Nigeria Oil Spill: Shell knows fate today in UK court

The first judgment in what lawyers have said could be the “largest ever”  environmental trial will be handed down today, Friday.

Bodo community in the Niger Delta was devastated by two massive spills in 2008 and 2009 from a Shell pipeline.
Bodo community in the Niger Delta was devastated by two massive spills in 2008 and 2009 from a Shell pipeline.

This will set the parameters for a lawsuit against energy giant Shell brought by 15,000 Nigerians from the Bodo community in the Niger Delta. The community was devastated by two massive spills in 2008 and 2009 from a Shell pipeline.

Amnesty International has been campaigning for over 5 years for Shell to clean up the environmental damage it has caused, which has destroyed livelihoods and jeopardized the health of thousands of people living near Shell’s oil facilities in the Niger Delta.

“For more than five years the people of Bodo have been living day by day with the devastating consequences of these spills,” said Joe Westby, Amnesty International’s Corporate Accountability Campaigner.

Westby notes that the hope was for today’s judgment to pave the way – finally – to justice for the deprivations the Bodo community has had to suffer.

The trial on the merits of the case is expected to take place at the High Court in London in May 2015. The case is the first time Shell has faced formal proceedings in the UK for its role in the Niger Delta pollution.

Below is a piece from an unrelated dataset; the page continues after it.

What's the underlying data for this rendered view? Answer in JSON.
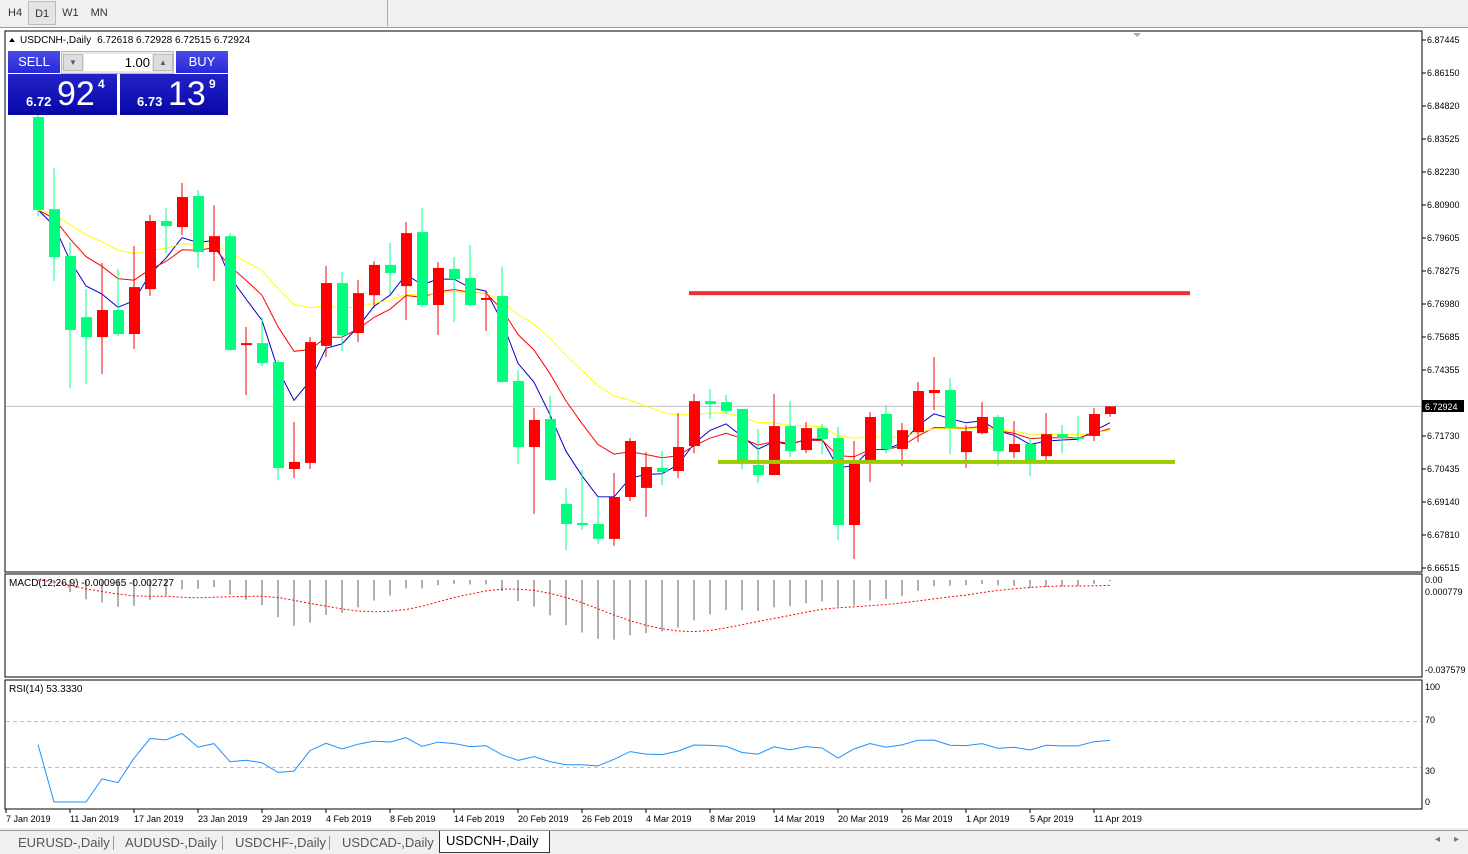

Shell is expected to argue that it is not responsible for ongoing pollution in Bodo. The company claims it has done its best to clean up the area, but that there have since been other spills, caused by thieves attempting to siphon oil from the pipeline.

In its 2013 report, ‘Bad Information: Oil Spill Investigations in the Niger Delta’, Amnesty International exposed much of Shell’s claims on oil pollution in the region as “deeply suspect and often untrue”.